Article paru dans la Revue Conflits n°51.

Au cours de l’année 1951, le général Giap, qui commande l’armée viet, a essuyé plusieurs revers devant le très stratégique delta du Tonkin, dernier bastion français tenant le nord de l’Indochine. À l’aube d’une septième année de guerre, Giap comprend qu’il ne percera nulle part si les Français peuvent s’appuyer sur la puissance de feu de leur aviation, c’est-à-dire à proximité des grandes villes comme Hanoï. Le voilà donc en route pour la Haute-Région indochinoise : c’est là, entre le fleuve Rouge et la rivière Noire, qu’un climat et une géographie particulièrement hostiles doivent jouer en sa faveur. Dirigée vers les montagnes du pays thaï, situé entre les actuels Vietnam et Laos, l’offensive engage trois divisions parmi les plus aguerries (308, 312 et 316). Le 14 octobre 1952, celles-ci s’élancent à la conquête de Nghia-Lo, principal verrou français de la Haute-Région.

Une riposte éclair

Côté français, pour compenser la chute des avant-postes, le général Salan décide de bâtir un nouveau verrou, avec l’objectif d’obliger l’ennemi à se battre en le privant de sa tactique de guérilla fondée sur le harcèlement. Mais pour provoquer ce combat frontal, il faudra attirer Giap sur un terrain choisi.

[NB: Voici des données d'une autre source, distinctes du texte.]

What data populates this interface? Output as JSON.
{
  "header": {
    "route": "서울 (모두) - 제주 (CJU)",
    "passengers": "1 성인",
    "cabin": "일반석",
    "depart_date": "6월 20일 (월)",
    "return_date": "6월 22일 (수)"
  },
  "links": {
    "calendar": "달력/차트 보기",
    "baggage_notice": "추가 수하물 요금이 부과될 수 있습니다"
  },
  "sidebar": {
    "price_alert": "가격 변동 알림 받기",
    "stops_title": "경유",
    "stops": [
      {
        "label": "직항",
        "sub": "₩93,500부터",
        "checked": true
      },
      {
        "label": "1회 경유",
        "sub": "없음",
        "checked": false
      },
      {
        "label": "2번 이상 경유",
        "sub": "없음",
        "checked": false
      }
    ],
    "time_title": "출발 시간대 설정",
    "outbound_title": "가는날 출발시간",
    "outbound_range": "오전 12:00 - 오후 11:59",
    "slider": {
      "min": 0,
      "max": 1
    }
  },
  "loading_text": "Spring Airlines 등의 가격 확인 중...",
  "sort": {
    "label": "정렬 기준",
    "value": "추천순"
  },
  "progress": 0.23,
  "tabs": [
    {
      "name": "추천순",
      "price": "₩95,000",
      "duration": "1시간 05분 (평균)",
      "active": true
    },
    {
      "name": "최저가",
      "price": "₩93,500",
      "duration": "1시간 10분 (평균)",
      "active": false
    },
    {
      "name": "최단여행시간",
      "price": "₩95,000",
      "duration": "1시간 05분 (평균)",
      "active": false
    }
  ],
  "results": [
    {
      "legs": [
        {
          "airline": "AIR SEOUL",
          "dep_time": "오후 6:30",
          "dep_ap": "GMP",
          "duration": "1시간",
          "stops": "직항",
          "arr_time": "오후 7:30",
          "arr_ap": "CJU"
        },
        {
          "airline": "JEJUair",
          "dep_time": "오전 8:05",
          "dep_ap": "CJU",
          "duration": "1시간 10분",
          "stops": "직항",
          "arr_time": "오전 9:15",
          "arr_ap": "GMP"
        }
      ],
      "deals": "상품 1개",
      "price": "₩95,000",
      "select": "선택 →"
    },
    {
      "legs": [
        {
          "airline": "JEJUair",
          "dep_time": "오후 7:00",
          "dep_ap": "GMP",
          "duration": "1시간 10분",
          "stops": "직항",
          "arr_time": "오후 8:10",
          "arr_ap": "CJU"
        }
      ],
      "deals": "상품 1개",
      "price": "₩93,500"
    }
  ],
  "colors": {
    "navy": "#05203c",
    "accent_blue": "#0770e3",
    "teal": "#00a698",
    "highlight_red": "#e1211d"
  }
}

Ce sera Na San, « petite rizière » insignifiante, sise dans une cuvette aux bords francs de 5 km sur 2, devenue poste défensif majeur du jour au lendemain. Le site additionne les atouts, à commencer par une piste d’atterrissage longue de 1 100 mètres capables d’accueillir les Dakota, appareils utilisés massivement à l’époque. À 200 km et quarante-cinq minutes d’avion de Hanoï, ce terrain d’aviation est un nœud stratégique de la route provinciale 41 (RP 41) qui menace les arrières de l’ennemi aux frontières du Laos. Pour établir le dispositif, les troupes se posent sur les collines environnantes qui les dissimulent, ces pitons reliés entre eux par des petits cols et qui, fortifiés par des mines et des barbelés, feront de redoutables points d’appui (PA).

Imposer ce champ de bataille promet donc un bel avantage, mais le pari est extrêmement risqué : le temps manque cruellement pour construire une base de toutes pièces au milieu du néant, et il faudra coûte que coûte freiner l’avancée implacable des Viets. Commence alors une course contre la montre, qui combine judicieusement l’attaque et la défense pour gagner la bataille avant la bataille.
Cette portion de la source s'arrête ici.